Monday, December 6, 2010

Should parameter names be part of the function type?

Here's an issue which I have been ignoring for a long time, but which is starting to become a pain point.

Tart supports keyword arguments in a manner similar to Python: When calling a function, any parameter can be referred to by name or by position. Parameters can also have default values, so you can have a function with a large number of parameters having default values, and use parameter names to pick out just the ones you want to have non-default values. (Whether this is a good API design choice is an open question.)

However, under the hood Tart does this very differently from the way Python does it. In Python, the matching of argument keywords to parameter positions is done at the time the call is dispatched. Since creating a dictionary is cheap in Python (in a relative sense, at least), the named parameters are bundled into a dictionary and the contents of this dictionary is matched against the parameter names of the called function.

In Tart, because it's a statically typed language, the matching of keyword arguments to parameter positions is done at compile time. (One of Tart's design principles is "if you can't figure out how to make it fast, it doesn't go in - meaning that no language feature is allowed if ordinary use of that feature would create a performance bottleneck.) Tart doesn't create a dictionary of keyword arguments - instead, the compiler internally creates a map of keyword arguments to parameter positions, and uses this information to re-arrange the order of arguments of the call. Any arguments not explicitly mentioned are filled in with their default values. In other words, all of the keyword stuff is just syntactic sugar on top of a C-style calling convention. Note that this also means that the Python feature of unpacking a dictionary via **args isn't supported.

In order for this to work, the names of the function parameters (and any other trait that would change how a function gets called) need to be part of the function's type. That means that f(a:int) and f(b:int) are actually different types.

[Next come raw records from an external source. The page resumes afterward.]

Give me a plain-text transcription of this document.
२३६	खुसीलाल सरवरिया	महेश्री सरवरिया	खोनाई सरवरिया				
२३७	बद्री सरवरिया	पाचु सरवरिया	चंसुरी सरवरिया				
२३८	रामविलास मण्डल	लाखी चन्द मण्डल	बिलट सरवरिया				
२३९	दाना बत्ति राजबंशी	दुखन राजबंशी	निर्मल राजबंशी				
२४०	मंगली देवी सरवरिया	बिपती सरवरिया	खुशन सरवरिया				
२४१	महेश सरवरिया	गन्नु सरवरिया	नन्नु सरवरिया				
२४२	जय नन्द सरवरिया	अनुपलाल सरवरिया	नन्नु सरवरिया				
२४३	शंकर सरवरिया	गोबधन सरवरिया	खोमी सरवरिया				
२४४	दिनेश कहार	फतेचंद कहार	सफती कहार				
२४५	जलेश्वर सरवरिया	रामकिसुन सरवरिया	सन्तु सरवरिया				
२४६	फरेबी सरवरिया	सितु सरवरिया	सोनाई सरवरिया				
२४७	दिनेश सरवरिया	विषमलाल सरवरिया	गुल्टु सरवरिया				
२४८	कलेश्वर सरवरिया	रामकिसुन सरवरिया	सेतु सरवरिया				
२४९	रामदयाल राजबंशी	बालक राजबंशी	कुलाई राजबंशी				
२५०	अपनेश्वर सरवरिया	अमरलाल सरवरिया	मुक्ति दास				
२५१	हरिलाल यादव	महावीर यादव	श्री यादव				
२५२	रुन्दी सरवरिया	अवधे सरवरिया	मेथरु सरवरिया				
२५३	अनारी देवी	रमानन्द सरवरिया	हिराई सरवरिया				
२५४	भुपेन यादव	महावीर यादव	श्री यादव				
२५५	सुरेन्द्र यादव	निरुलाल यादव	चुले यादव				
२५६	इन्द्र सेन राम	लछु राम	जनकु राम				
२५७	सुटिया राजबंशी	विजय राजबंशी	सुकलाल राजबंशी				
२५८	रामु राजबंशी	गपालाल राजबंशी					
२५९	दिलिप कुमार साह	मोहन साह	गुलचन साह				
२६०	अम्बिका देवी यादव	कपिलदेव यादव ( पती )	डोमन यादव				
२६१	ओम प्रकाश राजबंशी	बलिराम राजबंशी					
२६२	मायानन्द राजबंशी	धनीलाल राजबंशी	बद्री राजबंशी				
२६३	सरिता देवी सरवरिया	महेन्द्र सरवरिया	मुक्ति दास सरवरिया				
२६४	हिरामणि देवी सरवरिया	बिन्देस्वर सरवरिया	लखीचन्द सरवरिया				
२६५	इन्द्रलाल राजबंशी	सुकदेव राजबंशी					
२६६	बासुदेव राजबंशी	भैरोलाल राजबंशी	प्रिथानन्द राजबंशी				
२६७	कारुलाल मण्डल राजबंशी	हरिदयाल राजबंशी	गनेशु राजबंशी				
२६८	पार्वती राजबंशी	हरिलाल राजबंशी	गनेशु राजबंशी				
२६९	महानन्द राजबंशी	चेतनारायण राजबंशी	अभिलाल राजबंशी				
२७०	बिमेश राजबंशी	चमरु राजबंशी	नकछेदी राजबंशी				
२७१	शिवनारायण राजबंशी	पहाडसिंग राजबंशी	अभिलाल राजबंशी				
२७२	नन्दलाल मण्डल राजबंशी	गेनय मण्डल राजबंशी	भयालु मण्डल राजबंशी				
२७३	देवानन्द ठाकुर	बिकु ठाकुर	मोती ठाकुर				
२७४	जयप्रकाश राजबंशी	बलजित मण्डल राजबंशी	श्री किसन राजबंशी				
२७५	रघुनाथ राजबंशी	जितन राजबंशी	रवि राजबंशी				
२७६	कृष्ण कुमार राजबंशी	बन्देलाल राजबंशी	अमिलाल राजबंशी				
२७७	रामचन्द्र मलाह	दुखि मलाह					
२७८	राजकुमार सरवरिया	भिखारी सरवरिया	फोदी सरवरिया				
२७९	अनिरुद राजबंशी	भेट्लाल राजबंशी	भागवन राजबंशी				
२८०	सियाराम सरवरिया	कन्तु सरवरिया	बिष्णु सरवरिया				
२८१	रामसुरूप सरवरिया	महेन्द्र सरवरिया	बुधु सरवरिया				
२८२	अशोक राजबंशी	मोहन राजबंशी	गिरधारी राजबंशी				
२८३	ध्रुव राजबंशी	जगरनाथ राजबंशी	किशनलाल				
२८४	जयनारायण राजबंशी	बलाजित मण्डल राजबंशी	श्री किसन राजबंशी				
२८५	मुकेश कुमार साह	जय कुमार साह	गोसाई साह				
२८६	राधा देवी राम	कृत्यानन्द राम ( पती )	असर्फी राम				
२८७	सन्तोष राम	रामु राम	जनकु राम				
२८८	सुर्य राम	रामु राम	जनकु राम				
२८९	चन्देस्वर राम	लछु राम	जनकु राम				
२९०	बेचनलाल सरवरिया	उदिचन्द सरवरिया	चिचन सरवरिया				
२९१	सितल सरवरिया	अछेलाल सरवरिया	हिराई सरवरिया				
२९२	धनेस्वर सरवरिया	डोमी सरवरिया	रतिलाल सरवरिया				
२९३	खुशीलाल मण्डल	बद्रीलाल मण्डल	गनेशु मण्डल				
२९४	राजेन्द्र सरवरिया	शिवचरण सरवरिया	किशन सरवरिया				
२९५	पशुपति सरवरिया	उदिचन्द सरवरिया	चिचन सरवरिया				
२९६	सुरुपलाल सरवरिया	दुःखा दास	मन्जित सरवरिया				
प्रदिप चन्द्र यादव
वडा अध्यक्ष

Where this gets weird is when you start having things like pointers to functions. Imagine the following:

def f(a:int, b:int) { ... }

let f2 = f;
let f3:fn (b:int, a:int) = f;

Here we've assigned the original function 'f' to two function variables, one which has the same type as 'f', and one which defines a different function signature with the order of parameters reversed. Note that even though f3 is a different type than f, the conversion is allowed - the compiler doesn't consider the types to be incompatible just because the parameters have different names. Essentially, the names of the parameter are what I call a "type hint" - meaning that they make the type distinct, but it's a distinction without a difference as far as the type conversion checker is concerned. (The reason for this is simple: If we didn't allow function types with different parameter names to be interconvertible, then every function pointer would have to have the exact same spelling of the parameter names as the function that was assigned to it, which would make life hell for programmers.)

Thus, in the above example, if we call f3(a=1, b=2) it's the same as if we called f(a=2, b=1). Trippy, dude!

Where this starts to get painful is when we try to represent this information in the reflection metadata. As you know, one of my challenges has been to avoid a combinatorial explosion of metadata that gets generated along with a class or function. One way to do this is by sharing definitions whenever possible, so that two functions with the same type can point to the same type definition. Thus, in an ideal world, all functions with the type signature f(:int) could point to the same definition. However, if we include the parameter names along with the type, then the amount of sharing diminishes greatly, since it's unlikely that two functions will have both the same parameter types and parameter names.

Now, all this being said there's an alternative strategy I could have chosen, which is not to make the parameter names part of the type. In this strategy, when a function is called, the parameter assignment logic looks beneath the type to the actual function declaration being called. In the case of function pointers, where there is no underlying function declaration, keyword arguments simply wouldn't be allowed. I suspect that this would cause even more confusion than the case outlined above. However, it would have greatly simplified the logic of function types.

Actually, this is not strictly speaking true: every function type ultimately derives from a declaration somewhere - even a function value which is the result of some complex expression still has a type declaration which ultimately leads back to some variable or function declaration. The reason this is true is because even though functions can be created dynamically, function types can't be. So it might be possible for the compiler to examine an expression of function type, and by diving deep enough in the expression it could find the original function declaration. I'm not sure this strategy is any different than having the information be encoded in the type, nor am I certain I could make the compiler smart enough to figure this out in all cases.